# Goblin mini fill screw



## JackalR (4/9/15)

As title suggests looking for a goblin mini fill screw prefably in or around the Pretoria area

Thanks

Reactions: Like 1


----------



## Nooby (4/9/15)

Hey. There should be a spare which came with the box?


----------



## JackalR (4/9/15)

There is but I'm not at home


----------



## Rafique (4/9/15)

Golin mini comes with all spares EXCEPT the fill screw, the main one you need

Reactions: Informative 1


----------



## Nooby (4/9/15)

I'm sure I have 1 with the silicone o-ring for it as well.. Will check later


----------



## skola (4/9/15)

This doeasn't help @JackalR right now but there is a spare fill screw and o ring in the box. Just checked.


----------



## Rafique (5/9/15)

I have the lemaga goblin mini clone no spare fill screw


----------



## shabbar (5/9/15)

Rafique said:


> I have the lemaga goblin mini clone no spare fill screw



the UD is the authentic and should have spares


----------



## JackalR (9/9/15)

@shabbar 
I've got the UD and found no spare filler screw. Only spare screws are the post screws and o rings for the glass seals

Luckily after an hours search the screw turned up but note to self don't refill in a car even if you're in a parking lot


----------



## shabbar (9/9/15)

eeeeeeeek , my glass cracked.


----------



## SAVapeGear (9/9/15)

shabbar said:


> eeeeeeeek , my glass cracked.


See.That is what happens when you buy a clone.

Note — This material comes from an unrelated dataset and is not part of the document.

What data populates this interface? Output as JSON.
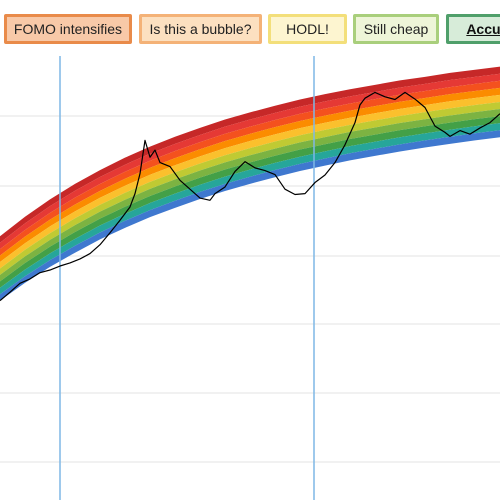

And also,I don't think it is made for Clapton Builds.


----------



## shabbar (9/9/15)

SAVapeGear said:


> See.That is what happens when you buy a clone.
> 
> And also,I don't think it is made for Clapton Builds.




 for the price i paid for it i'm not going to complain. works fine no leaks or dry hits. looks and feels like the real thing


----------